Fires shut Sequoia National Park, could threaten huge trees

Sequoia National Park is shut down, its namesake gigantic trees potentially threatened by two forest fires burning in steep and dangerous terrain in California’s Sierra Nevada.

Both fires were projected to advance in the direction of Giant Forest, home to more than 2,000 giant sequoias including the General Sherman Tree, which is the largest tree on Earth by volume.

The massive sequoias grow on the western slope of the Sierra Nevada. The General Sherman Tree stands 275 feet and is over 36 feet  in diameter at the base, according to the U.S. National Park Service.

"There’s no imminent threat to Giant Forest but that is a potential," Mark Ruggiero, fire information officer for Sequoia and Kings Canyon national parks, said Tuesday.

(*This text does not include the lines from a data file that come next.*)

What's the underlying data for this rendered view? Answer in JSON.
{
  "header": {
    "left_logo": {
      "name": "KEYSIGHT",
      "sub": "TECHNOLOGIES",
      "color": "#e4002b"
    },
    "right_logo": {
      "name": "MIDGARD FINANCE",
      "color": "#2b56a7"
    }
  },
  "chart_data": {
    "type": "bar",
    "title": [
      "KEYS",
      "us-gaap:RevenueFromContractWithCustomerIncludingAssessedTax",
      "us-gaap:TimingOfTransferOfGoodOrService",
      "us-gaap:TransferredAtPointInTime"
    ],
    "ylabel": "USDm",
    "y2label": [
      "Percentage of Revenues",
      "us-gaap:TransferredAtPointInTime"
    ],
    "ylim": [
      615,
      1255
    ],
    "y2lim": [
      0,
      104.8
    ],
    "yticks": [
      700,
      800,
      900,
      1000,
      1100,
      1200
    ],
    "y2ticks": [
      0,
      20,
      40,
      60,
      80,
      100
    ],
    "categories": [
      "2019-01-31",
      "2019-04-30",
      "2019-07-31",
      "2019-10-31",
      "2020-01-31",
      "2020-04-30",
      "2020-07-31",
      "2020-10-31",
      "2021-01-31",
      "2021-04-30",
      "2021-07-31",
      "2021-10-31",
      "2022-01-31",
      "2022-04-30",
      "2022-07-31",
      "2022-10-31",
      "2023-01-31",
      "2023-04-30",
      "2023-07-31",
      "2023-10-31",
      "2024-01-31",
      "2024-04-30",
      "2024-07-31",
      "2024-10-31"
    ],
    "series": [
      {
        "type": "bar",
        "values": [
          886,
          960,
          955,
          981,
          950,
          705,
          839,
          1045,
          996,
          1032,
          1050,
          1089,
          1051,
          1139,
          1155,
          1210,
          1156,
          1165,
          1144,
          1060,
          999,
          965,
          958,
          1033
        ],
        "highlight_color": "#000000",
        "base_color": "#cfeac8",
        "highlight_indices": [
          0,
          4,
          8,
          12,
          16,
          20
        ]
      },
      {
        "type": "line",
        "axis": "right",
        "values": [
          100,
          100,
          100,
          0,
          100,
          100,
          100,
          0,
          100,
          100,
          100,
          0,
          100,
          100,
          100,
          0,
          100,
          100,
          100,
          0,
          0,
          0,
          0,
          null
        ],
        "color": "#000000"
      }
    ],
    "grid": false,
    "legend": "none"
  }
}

Ruggiero estimated that the closest flames were about a mile from the grove. Sequoia headquarters personnel, about 75 people, were being evacuated, he said.

The Colony and Paradise fires, named for locations where they started, were ignited by lightning last week and were being battled collectively under the name of the KNP Complex. Their combined sizes grew to more than nine square miles (24 square kilometers) late Tuesday, with fire jumping over the Generals Highway.

All park facilities were already closed and wilderness trailhead permits had been canceled. The Silver City retreat and the summer cabins of Cabin Cove were under evacuation orders. Part of the community of Three Rivers outside the park entrance was under an evacuation warning.

Kings Canyon National Park, to the north of Sequoia, remained open.

The potential threat to the giant sequoias came just a year after a disastrous complex of fires in the same region.

Part of the wildfire complex known as the Castle Fire destroyed 10% of the population of sequoias, Ruggiero said.

Sequoias rely on fire for such processes as releasing seeds from cones and making clearings in the forest that allow seedlings to grow. The record of burns in the rings of trees thousands of years old demonstrates their relationship to fire.

But changing climate has intensified forest fires and their impact.

"Sequoia trees are a fire-adaptive tree," Ruggiero said. "It’s important to have fire to have sequoias thrive, but when we get such intense fires even the sequoias can’t stand up to them."

Giant sequoias are closely related to the towering, slender redwoods that grow along the Northern California coast and have the same relationship with fire.

That interaction was tested last year when a huge fire tore through almost all of Big Basin Redwoods State Park on the coast between San Francisco and Monterey Bay.

A week after the fire, an Associated Press reporter and photographer hiked the renowned Redwood Trail and confirmed that most of the ancient redwoods, about 2,000 years old, had survived. Months later there were signs of new growth.

California has had more than 7,400 wildfires so far this year, scorching more than 3,500 square miles (9,065 square kilometers).

California’s second-largest fire on record, the Dixie Fire, remained 75% contained after burning 1,500 square miles in the northern Sierra and southern Cascades region. Near Lake Tahoe, containment of the 342-square-mile Caldor Fire increased to 68%.